Cyclist suggests replacing Esplanade car parks with bikeway
CYCLISTS are campaigning for a fairer slice when it comes to sharing Hervey Bay's popular but busy Esplanade with motorists.
A www.change.org petition proposes the Esplanade be open to one-way traffic only to create safer roads for local cyclists and motorists.
Lianne Esposito set up the petition after witnessing a "frightening incident between a bus and trailer and cyclists" near the Hervey Bay surf club.
Ms Esposito, on change.org, makes the point that despite new Queensland road rules legislating motorists give cyclists a 1m berth, the Esplanade has no room to accommodate such a law.

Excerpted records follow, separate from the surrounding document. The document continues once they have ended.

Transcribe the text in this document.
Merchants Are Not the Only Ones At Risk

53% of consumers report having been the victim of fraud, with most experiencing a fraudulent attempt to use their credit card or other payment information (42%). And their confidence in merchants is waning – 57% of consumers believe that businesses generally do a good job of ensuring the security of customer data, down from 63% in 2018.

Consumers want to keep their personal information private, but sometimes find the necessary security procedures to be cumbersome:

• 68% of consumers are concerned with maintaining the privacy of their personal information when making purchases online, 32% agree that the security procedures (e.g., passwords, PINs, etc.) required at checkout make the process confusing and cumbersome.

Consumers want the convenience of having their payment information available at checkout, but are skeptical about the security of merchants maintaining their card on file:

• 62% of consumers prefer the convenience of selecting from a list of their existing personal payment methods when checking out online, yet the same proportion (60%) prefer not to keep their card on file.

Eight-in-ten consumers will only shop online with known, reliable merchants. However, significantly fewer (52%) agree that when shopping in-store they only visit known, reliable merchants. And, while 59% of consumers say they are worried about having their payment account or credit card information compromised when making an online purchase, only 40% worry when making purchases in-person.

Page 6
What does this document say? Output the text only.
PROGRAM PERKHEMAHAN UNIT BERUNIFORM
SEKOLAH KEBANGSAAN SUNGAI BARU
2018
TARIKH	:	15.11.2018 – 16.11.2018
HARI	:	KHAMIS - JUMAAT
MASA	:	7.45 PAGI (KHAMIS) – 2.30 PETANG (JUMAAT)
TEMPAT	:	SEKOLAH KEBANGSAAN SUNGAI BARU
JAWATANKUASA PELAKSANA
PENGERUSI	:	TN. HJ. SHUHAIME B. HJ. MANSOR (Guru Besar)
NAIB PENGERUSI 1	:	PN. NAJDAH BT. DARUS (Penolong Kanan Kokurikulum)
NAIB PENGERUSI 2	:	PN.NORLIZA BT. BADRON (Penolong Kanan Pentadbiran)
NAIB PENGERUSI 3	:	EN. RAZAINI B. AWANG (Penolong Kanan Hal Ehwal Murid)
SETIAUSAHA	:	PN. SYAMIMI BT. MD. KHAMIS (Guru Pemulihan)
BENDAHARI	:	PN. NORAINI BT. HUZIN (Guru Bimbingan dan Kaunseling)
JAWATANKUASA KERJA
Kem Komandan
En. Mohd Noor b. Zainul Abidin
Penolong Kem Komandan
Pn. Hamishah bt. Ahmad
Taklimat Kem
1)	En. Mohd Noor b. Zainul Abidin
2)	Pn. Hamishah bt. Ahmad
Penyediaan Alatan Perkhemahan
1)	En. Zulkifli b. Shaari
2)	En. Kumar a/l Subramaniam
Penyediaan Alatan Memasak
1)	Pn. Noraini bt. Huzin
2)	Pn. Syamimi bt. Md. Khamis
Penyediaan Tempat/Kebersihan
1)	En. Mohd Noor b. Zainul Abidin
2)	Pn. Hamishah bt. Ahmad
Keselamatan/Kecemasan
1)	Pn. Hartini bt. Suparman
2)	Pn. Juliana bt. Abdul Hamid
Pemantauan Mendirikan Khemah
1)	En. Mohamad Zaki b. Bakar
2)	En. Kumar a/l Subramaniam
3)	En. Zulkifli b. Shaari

Well-known Hervey Bay cyclist Ron Morgan has since suggested another solution: a cycleway replacing the ocean-side Esplanade car park lane, and additional multi-car parking bays be constructed at intervals along, or near, the Esplanade using vacant blocks or council-controlled land.
Mr Morgan said motorists and cyclists mostly did their best to share the roads, but problems still arose.
He suggested the current Esplanade bike-pedestrian path, while useful, was unsuitable for road cyclists, who often travelled at fast speeds on bikes that require surfaces to be smooth.
"The main thing that people don't understand is they think every bike should be on the bike path and we actually get abused by motorists at times saying, 'Get on the bike path'," Mr Morgan said.
"But there's different sorts of bikes, just like with trail bikes and motorbikes, and what happens if you're riding a bike and doing 30kmh and come across a lady with a dog on the bike path? It could be more dangerous than ever.
"These road bikes are really not designed to go on bike paths."
Fraser Coast Mayor Gerard O'Connell said the Hervey Bay Esplanade was a work in progress.
"A part of council's work on the Esplanade includes traffic studies which will look at one-way options, parking strategies and speed limits, especially at the Pialba, Scarness, Torquay and Urangan precincts," Cr O'Connell said.
"What we have to remember is that when traffic conditions are changed in one area they have impacts on others."